3.) Ban petty cash. Keep cash on hand for making changes for patients, but do not allow your cash drawer to be used as “petty cash” for small purchases or office supplies. It’s too easy for employees to “forget” to submit a receipt, and too difficult to keep track of. Maintain a practice credit card that is used for purchasing office supplies and used only by designated card holders. Reimburse employees for any expenses occurred with their personal funds, such as parking at a convention, and require them to be submitted within a few days. Count down your cash drawer at the end of each day and mark the balance on a ledger; make sure the amount matches with your practice software’s account of cash collections. Have a written policy that includes these steps.
4.) Know your employees. You don’t have to obsessively follow every detail of your employees’ personal lives, but you
should at least be able to cover the basics. Conduct pre-employment background checks (staying inside federal guidelines). Call at least two or three references before extending an offer of employment. Check in with your employees regularly to see if they’re satisfied with their job, or if there’s something you can do to support them.
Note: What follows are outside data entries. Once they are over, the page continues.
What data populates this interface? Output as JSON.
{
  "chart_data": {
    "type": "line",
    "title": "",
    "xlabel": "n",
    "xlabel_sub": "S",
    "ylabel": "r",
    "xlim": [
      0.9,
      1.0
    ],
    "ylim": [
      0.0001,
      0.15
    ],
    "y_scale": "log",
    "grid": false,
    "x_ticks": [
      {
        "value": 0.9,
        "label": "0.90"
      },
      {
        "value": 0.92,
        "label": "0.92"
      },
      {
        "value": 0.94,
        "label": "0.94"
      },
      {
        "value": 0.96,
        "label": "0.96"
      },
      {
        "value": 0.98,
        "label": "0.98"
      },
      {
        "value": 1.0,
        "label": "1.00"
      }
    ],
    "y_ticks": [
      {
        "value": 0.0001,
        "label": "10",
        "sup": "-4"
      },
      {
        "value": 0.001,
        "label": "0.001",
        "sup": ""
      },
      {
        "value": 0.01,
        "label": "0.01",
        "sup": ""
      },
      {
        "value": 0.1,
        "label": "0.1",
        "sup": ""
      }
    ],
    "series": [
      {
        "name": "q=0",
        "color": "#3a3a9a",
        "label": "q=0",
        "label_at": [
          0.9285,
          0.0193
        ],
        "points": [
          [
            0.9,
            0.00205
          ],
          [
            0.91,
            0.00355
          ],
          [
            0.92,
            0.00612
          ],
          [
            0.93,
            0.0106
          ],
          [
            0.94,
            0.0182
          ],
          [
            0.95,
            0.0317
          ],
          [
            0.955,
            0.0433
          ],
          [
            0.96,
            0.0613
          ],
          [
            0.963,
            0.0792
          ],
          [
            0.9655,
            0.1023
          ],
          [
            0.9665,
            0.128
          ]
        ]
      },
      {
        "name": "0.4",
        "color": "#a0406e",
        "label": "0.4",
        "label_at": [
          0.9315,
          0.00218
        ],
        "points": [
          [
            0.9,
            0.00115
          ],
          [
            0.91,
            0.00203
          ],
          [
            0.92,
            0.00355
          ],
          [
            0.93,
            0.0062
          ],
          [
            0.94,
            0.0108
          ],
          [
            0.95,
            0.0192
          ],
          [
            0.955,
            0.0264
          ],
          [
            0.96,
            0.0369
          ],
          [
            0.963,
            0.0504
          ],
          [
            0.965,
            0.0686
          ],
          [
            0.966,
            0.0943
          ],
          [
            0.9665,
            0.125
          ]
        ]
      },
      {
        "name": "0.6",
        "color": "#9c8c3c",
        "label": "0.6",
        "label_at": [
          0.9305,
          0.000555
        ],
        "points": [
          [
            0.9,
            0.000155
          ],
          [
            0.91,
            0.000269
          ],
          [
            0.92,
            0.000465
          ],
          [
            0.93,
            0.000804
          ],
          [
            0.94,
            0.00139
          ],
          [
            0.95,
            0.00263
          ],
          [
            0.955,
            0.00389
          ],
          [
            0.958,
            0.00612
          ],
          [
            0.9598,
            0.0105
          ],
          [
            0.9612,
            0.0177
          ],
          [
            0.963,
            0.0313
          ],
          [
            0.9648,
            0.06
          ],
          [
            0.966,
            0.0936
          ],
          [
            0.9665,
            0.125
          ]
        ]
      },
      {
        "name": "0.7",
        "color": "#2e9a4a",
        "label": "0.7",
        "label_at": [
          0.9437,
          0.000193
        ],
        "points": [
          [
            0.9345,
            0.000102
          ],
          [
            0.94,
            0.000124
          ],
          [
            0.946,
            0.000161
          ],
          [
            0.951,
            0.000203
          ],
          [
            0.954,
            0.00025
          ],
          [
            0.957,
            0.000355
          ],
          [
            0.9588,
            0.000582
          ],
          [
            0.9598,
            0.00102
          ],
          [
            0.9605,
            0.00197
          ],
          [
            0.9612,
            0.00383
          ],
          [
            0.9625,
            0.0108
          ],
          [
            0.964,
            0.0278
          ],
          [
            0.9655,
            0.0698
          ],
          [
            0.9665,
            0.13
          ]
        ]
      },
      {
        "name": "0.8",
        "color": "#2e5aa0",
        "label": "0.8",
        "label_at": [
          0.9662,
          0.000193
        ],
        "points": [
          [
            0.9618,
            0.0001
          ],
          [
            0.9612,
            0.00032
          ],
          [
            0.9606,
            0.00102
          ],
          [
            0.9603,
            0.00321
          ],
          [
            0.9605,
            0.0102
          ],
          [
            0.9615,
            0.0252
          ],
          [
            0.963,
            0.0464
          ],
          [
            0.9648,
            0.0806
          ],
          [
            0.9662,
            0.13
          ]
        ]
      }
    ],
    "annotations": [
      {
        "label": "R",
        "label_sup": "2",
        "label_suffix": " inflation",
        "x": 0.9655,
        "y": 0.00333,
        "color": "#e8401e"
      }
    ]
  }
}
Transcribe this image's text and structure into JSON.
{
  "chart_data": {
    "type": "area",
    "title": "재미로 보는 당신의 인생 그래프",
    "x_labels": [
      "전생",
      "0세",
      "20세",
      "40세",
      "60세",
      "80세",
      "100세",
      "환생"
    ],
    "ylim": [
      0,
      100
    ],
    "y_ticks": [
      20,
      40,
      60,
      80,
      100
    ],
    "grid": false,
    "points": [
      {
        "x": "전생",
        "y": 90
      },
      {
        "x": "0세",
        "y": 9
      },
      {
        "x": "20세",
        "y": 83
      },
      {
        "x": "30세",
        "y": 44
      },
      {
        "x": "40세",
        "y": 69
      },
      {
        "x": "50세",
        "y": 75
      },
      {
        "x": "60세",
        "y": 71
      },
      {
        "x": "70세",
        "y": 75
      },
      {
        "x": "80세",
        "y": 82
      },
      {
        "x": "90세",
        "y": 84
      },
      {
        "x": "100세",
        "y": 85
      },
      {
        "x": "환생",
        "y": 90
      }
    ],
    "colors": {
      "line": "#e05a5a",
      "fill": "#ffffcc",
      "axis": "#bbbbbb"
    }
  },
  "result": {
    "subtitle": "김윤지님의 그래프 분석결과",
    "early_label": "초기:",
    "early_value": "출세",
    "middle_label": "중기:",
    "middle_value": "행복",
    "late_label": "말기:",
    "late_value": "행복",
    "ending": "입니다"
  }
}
5.) Checks and balances. Never have one employee responsible for all duties associated with the collections process and/or practice finances. Even your trusted office manager of 30 years should not be responsible for opening the mail, posting checks, closing books, running payroll, calculating deposit totals, and making bank deposits. Divide those duties among other front desk employees (or yourself, if you’re a small practice), even if your office manager insists he or she is capable of handling all of the work. Additionally, cross train multiple employees on front desk duties so that the individuals responsible for handling collections can take time off, which you should require.
6.) Audit – every system, at random. Conducting random audits (at least once per month, but not on any kind of regular schedule) in the presence of employees so that they see you taking your financial systems seriously.
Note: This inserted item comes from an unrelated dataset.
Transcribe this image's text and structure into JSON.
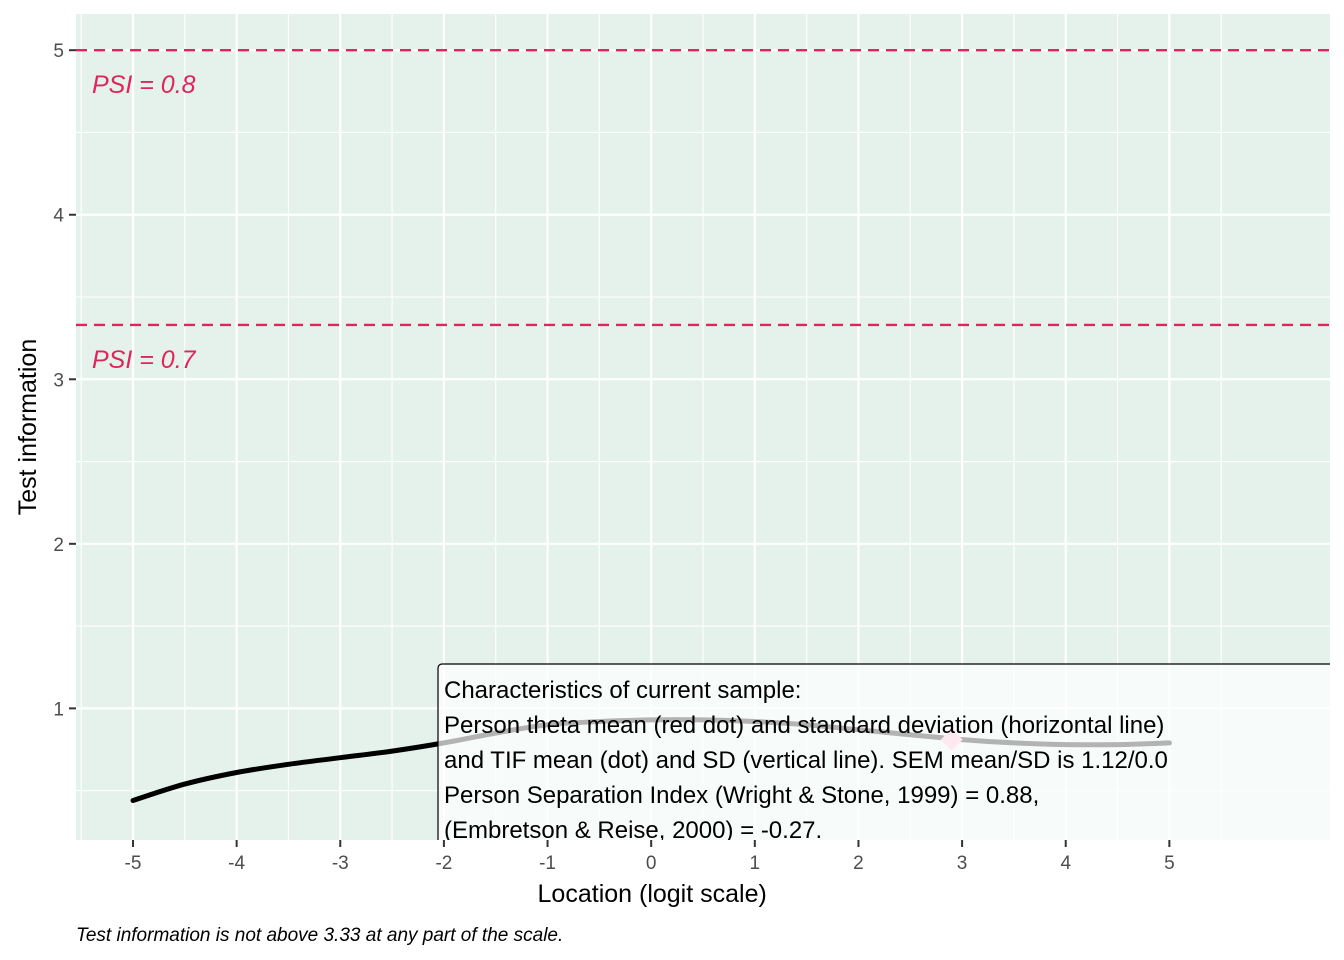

7.) Create a fraud policy. This is probably the step that’s skipped most often, because practice owners may not see the value in a written policy. However, having a section in your handbook dedicated to fraud and theft alerts your employees to the notion that you are indeed on the lookout for fraud potential, and lets them know that any discoveries of theft or embezzlement will be grounds for immediate termination and prosecution. Encourage those experiencing financial difficulties to seek assistance from you directly, rather than engage in criminal activity. Your serious, sincere approach to these policies can help to deter those who may consider participating in acts of theft.